If thou must use thine axe, use it upon the trees which yield no fruit; thou mightest be thanked then. But why wilt thou fell the goodly cedars of Lebanon? O stay thine axe, and spare the righteous.

But no, it must not be; death smites the goodliest of our friends; the most generous, the most prayerful, the most holy, the most devoted must die. And why? It is through Jesus’ prevailing prayer–“Father, I will that they also, whom thou hast given me, be with me where I am.”

It is that which bears them on eagle’s wings to heaven. Every time a believer mounts from this earth to paradise, it is an answer to Christ’s prayer.

A good old divine remarks, “Many times Jesus and his people pull against one another in prayer. You bend your knee in prayer and say Father, I will that thy saints be with me where I am;’ Christ says, Father, I will that they also, whom thou hast given me, be with me where I am.'”

Thus the disciple is at cross-purposes with his Lord. The soul cannot be in both places: the beloved one cannot be with Christ and with you too. Now, which pleader shall win the day? If you had your choice; if the King should step from his throne, and say, “Here are two supplicants praying in opposition to one another, which shall be answered?” Oh! I am sure, though it were agony, you would start from your feet, and say, “Jesus, not my will, but thine be done.”

You would give up your prayer for your loved one’s life, if you could realize the thoughts that Christ is praying in the opposite direction–“Father, I will that they also, whom thou hast given me, be with me where I am.”

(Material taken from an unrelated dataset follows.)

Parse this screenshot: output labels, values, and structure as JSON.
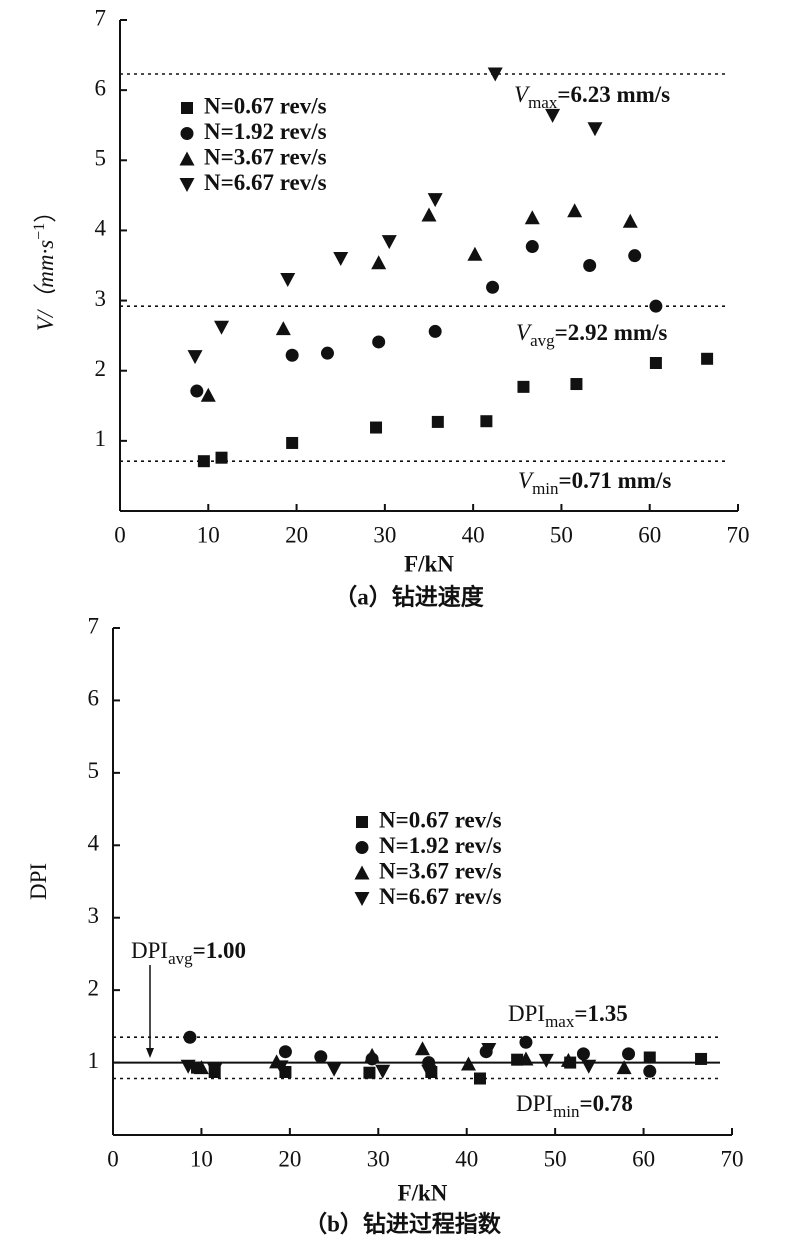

Lord, thou shalt have them. By faith we let them go.

Morning, March 22nd

“And he went a little farther, and fell on his face, and prayed, saying, O my Father, if it be possible, let this cup pass from me: nevertheless not as I will, but as thou wilt.”— Matthew 26:39

There are several instructive features in our Saviour’s prayer in his hour of trial. It was lonely prayer. He withdrew even from his three favoured disciples. Believer, be much in solitary prayer, especially in times of trial. Family prayer, social prayer, prayer in the Church, will not suffice, these are very precious, but the best beaten spice will smoke in your censer in your private devotions, where no ear hears but God’s.

It was humble prayer. Luke says he knelt, but another evangelist says he “fell on his face.” Where, then, must be thy place, thou humble servant of the great Master? What dust and ashes should cover thy head! Humility gives us good foot-hold in prayer. There is no hope of prevalence with God unless we abase ourselves that he may exalt us in due time.

It was filial prayer. “Abba, Father.” You will find it a stronghold in the day of trial to plead your adoption. You have no rights as a subject, you have forfeited them by your treason; but nothing can forfeit a child’s right to a father’s protection. Be not afraid to say, “My Father, hear my cry.”

Observe that it was persevering prayer. He prayed three times. Cease not until you prevail. Be as the importunate widow, whose continual coming earned what her first supplication could not win. Continue in prayer, and watch in the same with thanksgiving.

Lastly, it was the prayer of resignation. “Nevertheless, not as I will, but as thou wilt.” Yield, and God yields. Let it be as God wills, and God will determine for the best. Be thou content to leave thy prayer in his hands, who knows when to give, and how to give, and what to give, and what to withhold. So pleading, earnestly, importunately, yet with humility and resignation, thou shalt surely prevail.